Création originale Usine Baug

Interprètes : Ermanno Pingitore, Stefano Rocco

Regard extérieur : Claudia Russo

Lumières : Emanuele Cavalcanti

Durée : 60'

Langue : italien ou français

Âge : à partir de 13 ans

L'histoire, ou plutôt : les histoires (un peu de spoilers, mais pas trop)

 

Qu'est-ce qu'une frontière ? Deux personnages tentent de répondre à cette question en jouant avec les mots, les images, des anecdotes et des exemples car les frontières sont partout : du tourniquet de métro à la clôture entre deux jardins, de la pelure d'une tomate aux portes d’un train qui se referment juste avant qu’on y monte.

 

Lentement mais sûrement, une histoire commence à prendre le dessus...

 

L'histoire de Fanzié, triple concentré de tomates chinois, estampé "Made in Italy" et vendu au Ghana. Fanzié écrase la concurrence et les tomates locales pourrissent sur les palettes, plus personne ne fait pousser quoi que ce soit, les gens se rendent à l’évidence et prennent alors le chemin du désert, de la mer, des frontières à franchir.
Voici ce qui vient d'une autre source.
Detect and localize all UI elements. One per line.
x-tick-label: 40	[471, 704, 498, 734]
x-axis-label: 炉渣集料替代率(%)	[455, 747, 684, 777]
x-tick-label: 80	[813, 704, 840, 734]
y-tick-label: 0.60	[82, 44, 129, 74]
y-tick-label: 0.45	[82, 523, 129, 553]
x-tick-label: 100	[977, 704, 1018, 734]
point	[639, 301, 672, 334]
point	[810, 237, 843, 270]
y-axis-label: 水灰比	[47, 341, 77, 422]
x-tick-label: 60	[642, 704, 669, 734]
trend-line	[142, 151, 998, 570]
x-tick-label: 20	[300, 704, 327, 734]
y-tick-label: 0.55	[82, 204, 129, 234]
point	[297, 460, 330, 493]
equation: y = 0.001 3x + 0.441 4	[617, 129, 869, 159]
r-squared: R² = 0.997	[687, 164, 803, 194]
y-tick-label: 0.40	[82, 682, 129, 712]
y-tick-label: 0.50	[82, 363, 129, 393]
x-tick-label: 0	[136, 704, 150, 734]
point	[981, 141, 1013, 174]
Et nous voilà en Italie, sur les pas de Pummarò qui arrive de loin, on l’appelle comme ça car il a une casquette rouge sur la tête et quand il pense à ses tomates, ses yeux brillent : « Tu les vendais combien ces tomates dans ton pays ? Eh c’est trop cher, personne ne te les achète comme ça ». Ses champs n'existent plus et ses plantes se sont fanées, mais Pummarò est un bon gars et même ici en Italie, il est en train de revenir dans le business des tomates.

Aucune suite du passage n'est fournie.